The reason for this behavior is line 108 in CDL rowToJSONArray which assumes that the row needs something at the end:
if (value == null ||
(ja.length() == 0 && value.length() == 0 && c != ',')) {
I'm not sure about CSV specifically, but here is a good answer for text files in general: https://unix.stackexchange.com/a/18789
looks like CSV itself is lose on the ending new-line: https://www.csvreader.com/csv_format.php
Feel free to submit a PR for a fix
Feel free to submit a PR for a fix
The JavaDoc for the CDL class does specify that every row ends with a NEWLINE. So if you do make a change, please be sure to update any relevant JavaDoc as well.
I found as well that the test emptyLinesToJSONArray doesn't check anything because last row in str is omitted so it ends up being a case of a CSV with only header row = empty JSON:
/**
* Create a JSONArray from string containing only whitespace and commas
*/
@Test
public void emptyLinesToJSONArray() {
String str = " , , , \n , , , ";
JSONArray jsonArray = CDL.toJSONArray(str);
assertNull("JSONArray should be null for no content",
jsonArray);
}
The correct test should have at least 3 rows and yes it's failing so this functionality was never implemented.

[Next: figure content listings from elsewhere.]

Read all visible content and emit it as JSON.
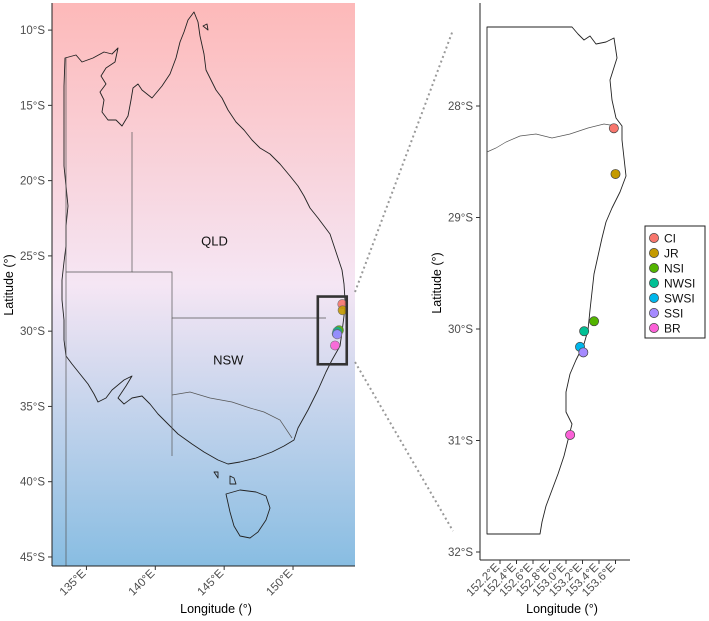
{
  "main_map": {
    "xlabel": "Longitude (°)",
    "ylabel": "Latitude (°)",
    "x_ticks": [
      {
        "value": 135,
        "label": "135°E"
      },
      {
        "value": 140,
        "label": "140°E"
      },
      {
        "value": 145,
        "label": "145°E"
      },
      {
        "value": 150,
        "label": "150°E"
      }
    ],
    "y_ticks": [
      {
        "value": -10,
        "label": "10°S"
      },
      {
        "value": -15,
        "label": "15°S"
      },
      {
        "value": -20,
        "label": "20°S"
      },
      {
        "value": -25,
        "label": "25°S"
      },
      {
        "value": -30,
        "label": "30°S"
      },
      {
        "value": -35,
        "label": "35°S"
      },
      {
        "value": -40,
        "label": "40°S"
      },
      {
        "value": -45,
        "label": "45°S"
      }
    ],
    "xlim": [
      132.5,
      154.5
    ],
    "ylim": [
      -45.6,
      -8.2
    ],
    "background_gradient": {
      "top": "#fdb9b9",
      "middle": "#f5e6f4",
      "bottom": "#88bde2"
    },
    "regions": [
      {
        "label": "QLD",
        "lon": 144.3,
        "lat": -24.3
      },
      {
        "label": "NSW",
        "lon": 145.3,
        "lat": -32.2
      }
    ],
    "inset_box": {
      "lon": [
        151.8,
        153.9
      ],
      "lat": [
        -27.7,
        -32.2
      ]
    }
  },
  "inset_map": {
    "xlabel": "Longitude (°)",
    "ylabel": "Latitude (°)",
    "x_ticks": [
      {
        "value": 152.2,
        "label": "152.2°E"
      },
      {
        "value": 152.4,
        "label": "152.4°E"
      },
      {
        "value": 152.6,
        "label": "152.6°E"
      },
      {
        "value": 152.8,
        "label": "152.8°E"
      },
      {
        "value": 153.0,
        "label": "153.0°E"
      },
      {
        "value": 153.2,
        "label": "153.2°E"
      },
      {
        "value": 153.4,
        "label": "153.4°E"
      },
      {
        "value": 153.6,
        "label": "153.6°E"
      }
    ],
    "y_ticks": [
      {
        "value": -28,
        "label": "28°S"
      },
      {
        "value": -29,
        "label": "29°S"
      },
      {
        "value": -30,
        "label": "30°S"
      },
      {
        "value": -31,
        "label": "31°S"
      },
      {
        "value": -32,
        "label": "32°S"
      }
    ],
    "xlim": [
      152.2,
      153.7
    ],
    "ylim": [
      -32.0,
      -27.3
    ]
  },
  "sites": [
    {
      "code": "CI",
      "color": "#f8766d",
      "lon": 153.58,
      "lat": -28.2
    },
    {
      "code": "JR",
      "color": "#c49a00",
      "lon": 153.6,
      "lat": -28.61
    },
    {
      "code": "NSI",
      "color": "#53b400",
      "lon": 153.34,
      "lat": -29.93
    },
    {
      "code": "NWSI",
      "color": "#00c094",
      "lon": 153.22,
      "lat": -30.02
    },
    {
      "code": "SWSI",
      "color": "#00b6eb",
      "lon": 153.17,
      "lat": -30.16
    },
    {
      "code": "SSI",
      "color": "#a58aff",
      "lon": 153.21,
      "lat": -30.21
    },
    {
      "code": "BR",
      "color": "#fb61d7",
      "lon": 153.05,
      "lat": -30.95
    }
  ]
}
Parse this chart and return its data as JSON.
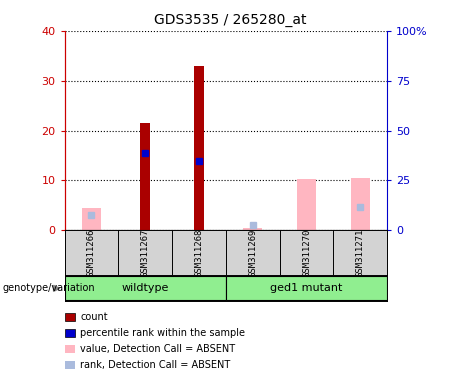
{
  "title": "GDS3535 / 265280_at",
  "samples": [
    "GSM311266",
    "GSM311267",
    "GSM311268",
    "GSM311269",
    "GSM311270",
    "GSM311271"
  ],
  "groups": [
    {
      "name": "wildtype",
      "indices": [
        0,
        1,
        2
      ],
      "color": "#90ee90"
    },
    {
      "name": "ged1 mutant",
      "indices": [
        3,
        4,
        5
      ],
      "color": "#90ee90"
    }
  ],
  "count_values": [
    null,
    21.5,
    33.0,
    null,
    null,
    null
  ],
  "percentile_values": [
    null,
    15.5,
    14.0,
    null,
    null,
    null
  ],
  "absent_value_values": [
    4.5,
    null,
    null,
    0.5,
    10.3,
    10.5
  ],
  "absent_rank_values": [
    7.5,
    null,
    null,
    2.5,
    null,
    11.5
  ],
  "left_ylim": [
    0,
    40
  ],
  "right_ylim": [
    0,
    100
  ],
  "left_yticks": [
    0,
    10,
    20,
    30,
    40
  ],
  "right_yticks": [
    0,
    25,
    50,
    75,
    100
  ],
  "left_ytick_labels": [
    "0",
    "10",
    "20",
    "30",
    "40"
  ],
  "right_ytick_labels": [
    "0",
    "25",
    "50",
    "75",
    "100%"
  ],
  "left_axis_color": "#cc0000",
  "right_axis_color": "#0000cc",
  "count_color": "#aa0000",
  "percentile_color": "#0000cc",
  "absent_value_color": "#ffb6c1",
  "absent_rank_color": "#aabbdd",
  "genotype_label": "genotype/variation",
  "legend_items": [
    {
      "label": "count",
      "color": "#aa0000"
    },
    {
      "label": "percentile rank within the sample",
      "color": "#0000cc"
    },
    {
      "label": "value, Detection Call = ABSENT",
      "color": "#ffb6c1"
    },
    {
      "label": "rank, Detection Call = ABSENT",
      "color": "#aabbdd"
    }
  ],
  "sample_box_color": "#d3d3d3",
  "bar_width": 0.3
}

I think I need some access rights to create a branch:
ERROR: Permission to stleary/JSON-java.git denied to jjanczur. Could not read from remote repository. Please make sure you have the correct access rights and the repository exists
Quick fix was to add additional check if the ja is not nul:
if ((value == null && ja.length() == 0) ||
(ja.length() == 0 &&
value != null &&
value.length() == 0 &&
c != ',')) {
instead of:
if (value == null ||
(ja.length() == 0 && value.length() == 0 && c != ',')) {
I found as well that the test emptyLinesToJSONArray doesn't check anything because last row in str is omitted so it ends up being a case of a CSV with only header row = empty JSON
This is actually validating the case that you initially brought up in this ticket. That a "row" with no \n at the end doesn't get processed. The test is currently correct as expected behaviour of the CDL class.

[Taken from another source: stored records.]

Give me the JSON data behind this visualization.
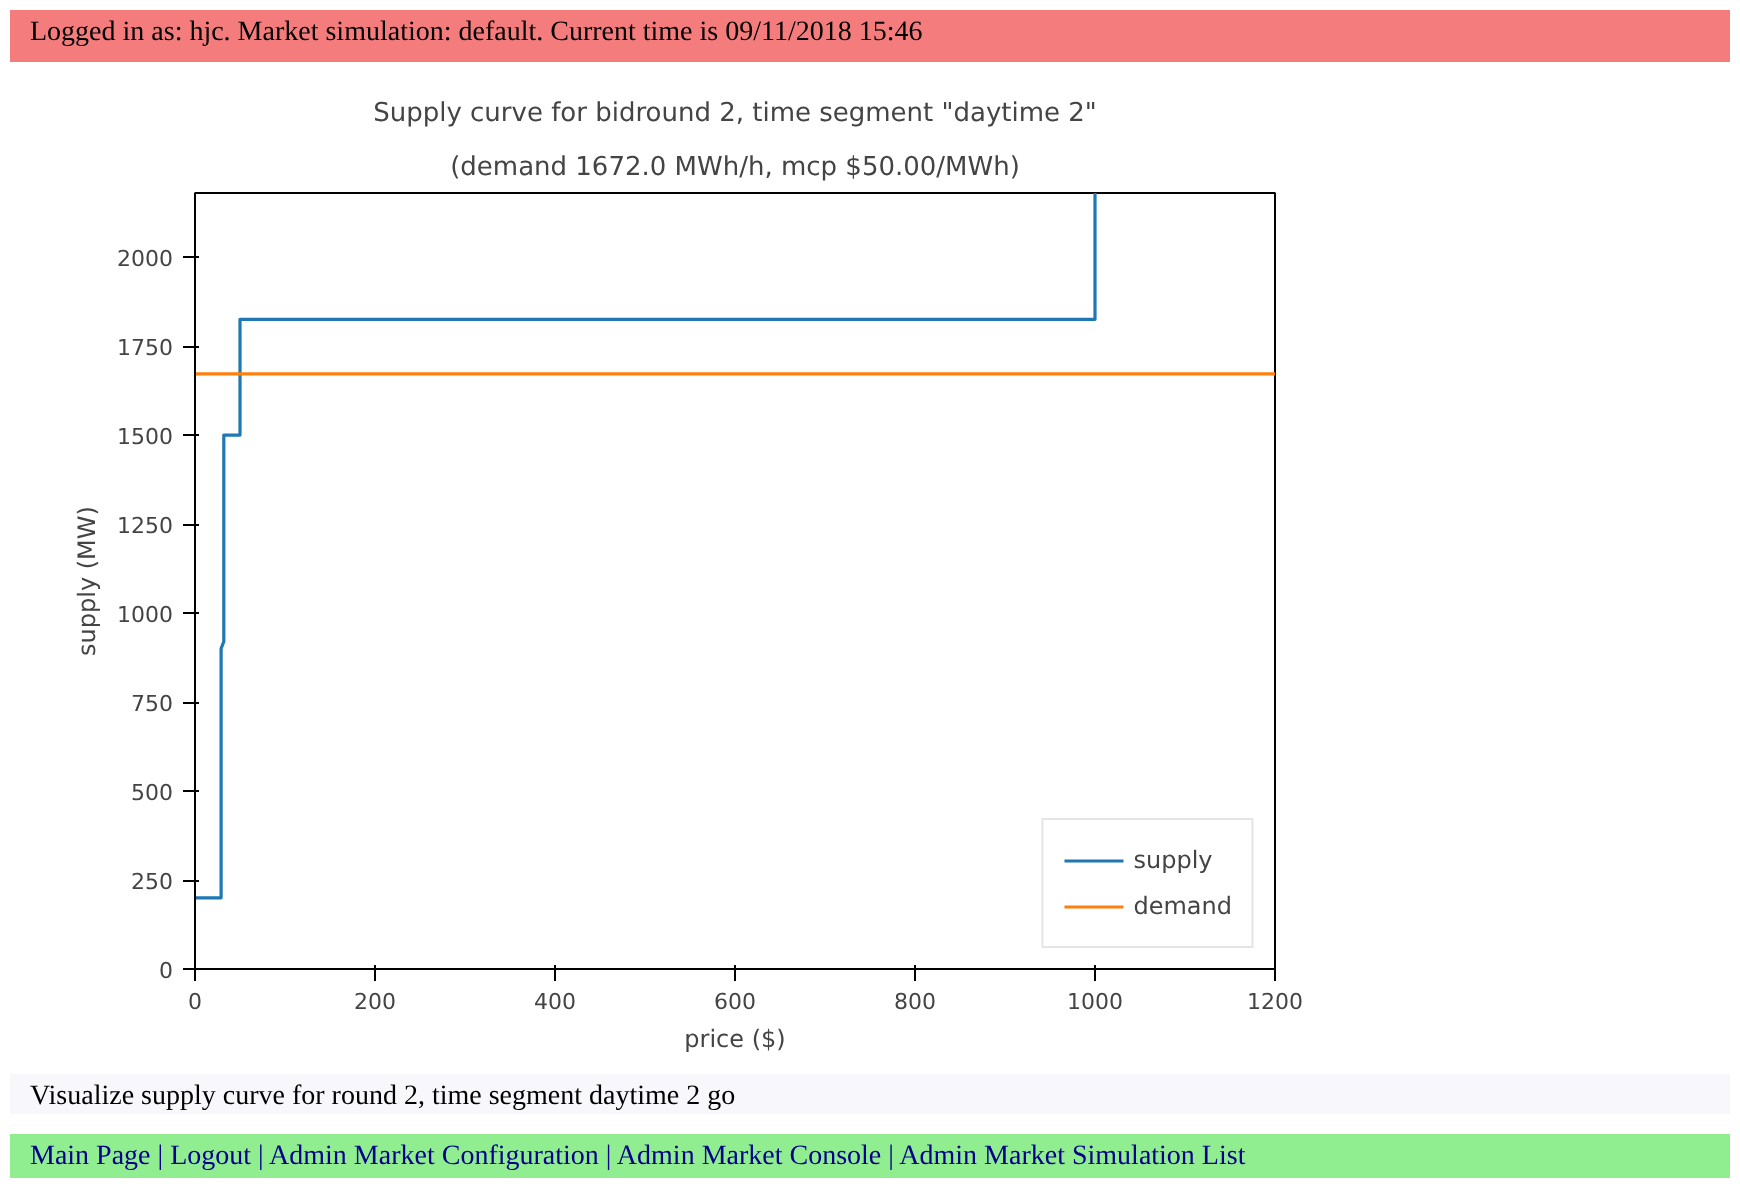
{
  "chart_data": {
    "type": "line",
    "title": "Supply curve for bidround 2, time segment \"daytime 2\"",
    "subtitle": "(demand 1672.0 MWh/h, mcp $50.00/MWh)",
    "xlabel": "price ($)",
    "ylabel": "supply (MW)",
    "series": [
      {
        "name": "supply",
        "color": "#1f77b4",
        "x": [
          0,
          29,
          29,
          32,
          32,
          50,
          50,
          1000,
          1000
        ],
        "values": [
          200,
          200,
          900,
          920,
          1500,
          1500,
          1825,
          1825,
          2180
        ]
      },
      {
        "name": "demand",
        "color": "#ff7f0e",
        "x": [
          0,
          1200
        ],
        "values": [
          1672,
          1672
        ]
      }
    ],
    "xlim": [
      0,
      1200
    ],
    "ylim": [
      0,
      2180
    ],
    "xticks": [
      0,
      200,
      400,
      600,
      800,
      1000,
      1200
    ],
    "yticks": [
      0,
      250,
      500,
      750,
      1000,
      1250,
      1500,
      1750,
      2000
    ],
    "grid": false,
    "legend": "bottom right",
    "marker": "none",
    "line_style": "solid",
    "annotations": [
      "Logged in as: hjc. Market simulation: default. Current time is 09/11/2018 15:46",
      "Visualize supply curve for round 2, time segment daytime 2 go",
      "Main Page | Logout | Admin Market Configuration | Admin Market Console | Admin Market Simulation List"
    ]
  }
}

I think I need some access rights to create a branch:
ERROR: Permission to stleary/JSON-java.git denied to jjanczur. Could not read from remote repository. Please make sure you have the correct access rights and the repository exists
The standard model in GitHub is to create a Fork
of a project, make changes in your own branch(es), then submit a PR from your fork.
Closing due to lack of activity. If you think it should remain open, please post here.